Companhia de Saneamento de Minas Gerais (CSMG3) Q2 2025 earnings summary
Event summary combining transcript, slides, and related documents.
Q2 2025 earnings summary
23 Nov, 2025Executive summary
Q2 2025 saw net revenue rise 2.1% year-over-year, but net income fell 11% due to higher costs, depreciation, and lower water consumption, while investments in 1H25 reached BRL 1.2 billion, up over 31% year-over-year.
Operating cash flow was robust at BRL 554 million, and credit ratings were maintained at AAA by Moody’s and Fitch.
Dividends and interest on equity for 1H25 totaled over BRL 344.9 million, with further payouts scheduled for Q3 2025.
Strategic initiatives included restructuring, zero-based budgeting, and a Shared Services Center to drive efficiency.

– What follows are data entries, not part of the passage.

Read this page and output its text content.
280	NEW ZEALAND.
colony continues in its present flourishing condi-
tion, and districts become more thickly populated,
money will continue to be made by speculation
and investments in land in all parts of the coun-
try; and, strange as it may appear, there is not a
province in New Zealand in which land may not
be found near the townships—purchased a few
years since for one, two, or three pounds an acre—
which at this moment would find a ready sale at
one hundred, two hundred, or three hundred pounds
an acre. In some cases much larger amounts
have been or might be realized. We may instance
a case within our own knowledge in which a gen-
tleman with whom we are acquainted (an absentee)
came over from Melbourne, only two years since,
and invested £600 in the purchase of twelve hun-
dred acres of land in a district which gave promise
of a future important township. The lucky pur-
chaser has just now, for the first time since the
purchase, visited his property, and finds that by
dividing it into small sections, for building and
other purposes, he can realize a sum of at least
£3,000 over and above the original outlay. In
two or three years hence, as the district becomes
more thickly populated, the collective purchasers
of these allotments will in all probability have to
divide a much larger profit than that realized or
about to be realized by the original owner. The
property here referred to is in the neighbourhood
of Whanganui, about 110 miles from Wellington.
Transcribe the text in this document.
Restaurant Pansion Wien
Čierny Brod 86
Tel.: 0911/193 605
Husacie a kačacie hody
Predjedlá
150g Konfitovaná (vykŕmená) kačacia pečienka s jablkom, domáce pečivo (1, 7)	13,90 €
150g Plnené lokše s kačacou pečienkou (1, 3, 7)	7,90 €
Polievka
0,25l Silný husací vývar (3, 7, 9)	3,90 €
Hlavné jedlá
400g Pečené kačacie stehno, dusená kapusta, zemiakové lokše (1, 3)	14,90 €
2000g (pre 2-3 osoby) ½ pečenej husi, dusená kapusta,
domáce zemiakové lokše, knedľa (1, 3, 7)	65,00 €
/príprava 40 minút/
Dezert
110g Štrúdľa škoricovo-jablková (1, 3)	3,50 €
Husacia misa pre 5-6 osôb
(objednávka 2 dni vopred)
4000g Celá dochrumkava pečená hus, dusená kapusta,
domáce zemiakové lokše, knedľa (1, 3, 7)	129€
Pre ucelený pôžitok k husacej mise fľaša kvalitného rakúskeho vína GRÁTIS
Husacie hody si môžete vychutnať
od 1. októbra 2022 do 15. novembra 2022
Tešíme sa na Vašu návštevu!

Record-low default rate of 2.83% and improved water loss rate to 37.6% were achieved.
Financial highlights
Net revenue grew 2.1% quarter-on-quarter and year-over-year, despite a 6.4% average tariff increase and lower consumption.
EBITDA margin declined to 38.0% from 41.5% in 2Q24, impacted by lower volume and non-recurring expenses.
Net income dropped 11% year-over-year, mainly due to higher depreciation and lower EBITDA.
Operating cash flow remained strong, supporting high CapEx levels.
Depreciation and amortization rose 19.8% year-over-year due to asset incorporations.
Outlook and guidance
Multi-year investment plan targets BRL 2.5 billion in 2025 and BRL 3.2–3.8 billion annually from 2026, focusing on universalization, quality, and efficiency.
Leverage is expected to approach 3x as investments ramp up, with a solid capital structure and long-term debt profile (average term of 8 years).
3rd periodic tariff review underway, with WACC preliminarily increased to 9.152% for 2026–2029 and new tariffs effective January 2026.
The company is confident in meeting universalization goals for water and sewage coverage within legal deadlines.